Tyler Cowen writes,

Overall libertarians should embrace these developments. We should embrace a world with growing wealth, growing positive liberty, and yes, growing government. We don’t have to favor the growth in government per se, but we do need to recognize that sometimes it is a package deal.

I will comment at length below on this interesting essay.What Tyler says in the first part is that as people accept libertarian critiques of command and control, government gets better. This in turn allows government to get bigger, but in softer forms, such as transfer payments.

This may be right. But let me offer a cynical alternative. Government got off of the “commanding heights” of nationalized steel, coal, and railroads not because it rejected command-and-control, but because those no longer represent the heights. The commanding heights of the economy today are education, health care, and leisure, and government is doing everything it can to take over those sectors.

Tyler then argues that pandemics and natural disasters pose a bigger threat today than they did 50 years ago. One reason is more population–we provide a much more inviting target for viruses. That is an interesting observation, and I can see that we may need new social institutions to deal with pandemics, but I hate to see us rely on government to provide those institutions.

On climate change, Tyler writes,

Yes, I know some of you are climate skeptics. But if the chance of mainstream science being right is only 20% (and assuredly it is much higher than that), we still have, in expected value terms, a massive tort.

What does he mean by mainstream science? Is it Al Gore’s scenario of oceans rising by 20 feet? Or is it the “consensus” forecast of an eventual rise of 20 centimeters over the next century? I still think of climate change as something that calls for a just in case approach.

Speaking of pharmaceuticals, Tyler writes,

No matter what our views, I don’t see any uniquely libertarian approach to the resulting questions of intellectual property.

I agree.
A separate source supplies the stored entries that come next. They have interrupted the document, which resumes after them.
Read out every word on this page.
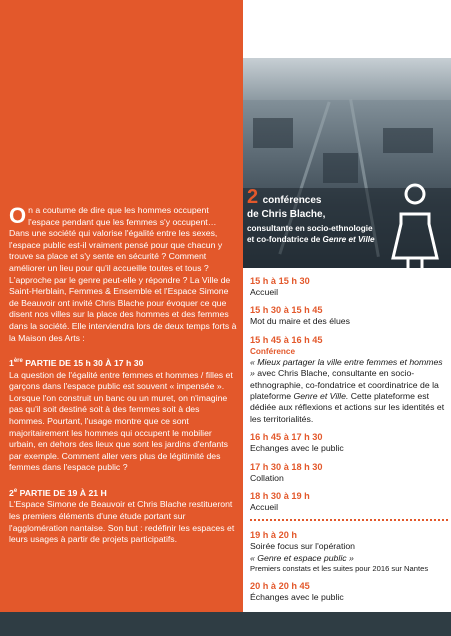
On a coutume de dire que les hommes occupent l'espace pendant que les femmes s'y occupent… Dans une société qui valorise l'égalité entre les sexes, l'espace public est-il vraiment pensé pour que chacun y trouve sa place et s'y sente en sécurité ? Comment améliorer un lieu pour qu'il accueille toutes et tous ? L'approche par le genre peut-elle y répondre ? La Ville de Saint-Herblain, Femmes & Ensemble et l'Espace Simone de Beauvoir ont invité Chris Blache pour évoquer ce que disent nos villes sur la place des hommes et des femmes dans la société. Elle interviendra lors de deux temps forts à la Maison des Arts :

1ère PARTIE DE 15 h 30 À 17 h 30
La question de l'égalité entre femmes et hommes / filles et garçons dans l'espace public est souvent « impensée ». Lorsque l'on construit un banc ou un muret, on n'imagine pas qu'il soit destiné soit à des femmes soit à des hommes. Pourtant, l'usage montre que ce sont majoritairement les hommes qui occupent le mobilier urbain, en dehors des lieux que sont les jardins d'enfants par exemple. Comment aller vers plus de légitimité des femmes dans l'espace public ?
2e PARTIE DE 19 À 21 H
L'Espace Simone de Beauvoir et Chris Blache restitueront les premiers éléments d'une étude portant sur l'agglomération nantaise. Son but : redéfinir les espaces et leurs usages à partir de projets participatifs.
2 conférences
de Chris Blache,
consultante en socio-ethnologie
et co-fondatrice de Genre et Ville
15 h à 15 h 30
Accueil
15 h 30 à 15 h 45
Mot du maire et des élues
15 h 45 à 16 h 45
Conférence
« Mieux partager la ville entre femmes et hommes » avec Chris Blache, consultante en socio-ethnographie, co-fondatrice et coordinatrice de la plateforme Genre et Ville. Cette plateforme est dédiée aux réflexions et actions sur les identités et les territorialités.
16 h 45 à 17 h 30
Echanges avec le public
17 h 30 à 18 h 30
Collation
18 h 30 à 19 h
Accueil
19 h à 20 h
Soirée focus sur l'opération
« Genre et espace public »
Premiers constats et les suites pour 2016 sur Nantes
20 h à 20 h 45
Échanges avec le public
Libertarians tend to gravitate toward the extremes–either very strong intellectual property rights or no intellectual property rights. I think that the problem is more nuanced.

Tyler asks,

What will the world look like when small and possibly non-traceable groups can afford their own nuclear weapons, or other weapons of mass destruction?

I have been thinking about this problem since Bill Joy’s Wired piece over seven years ago. I had a clear picture of the problem as early as this essay, when I wrote,

Surveillance is not necessarily a bad thing.
Friendly surveillance is a good thing. Certainly, it is less expensive and dehumanizing than hostile surveillance.

However, since then, my thinking on solutions has evolved in the direction of The Constitution of Surveillance.

What excites me about Tyler’s essay is that he is exhorting libertarians to join the 21st century, which means paying less attention to the debate with the early-20th-century Progressive movement over government vs. the industrial economy.

What concerns me is that although we have pushed Progressives off of the Commanding Heights of steel and coal, the forces of statism stopped us on Social Security, and they are moving forward on education and health care. Would Tyler say that there is not much point in fighting these trends, because they are inevitable and not terribly harmful? I think I would disagree, certainly on the latter.

Tyler strongly suggests that we need a new libertarian movement, but he is quite modest about what that movement might look like. I have the same sense, and I find my reaction to reading Brian Doherty’s book to be similar to Tyler’s reaction.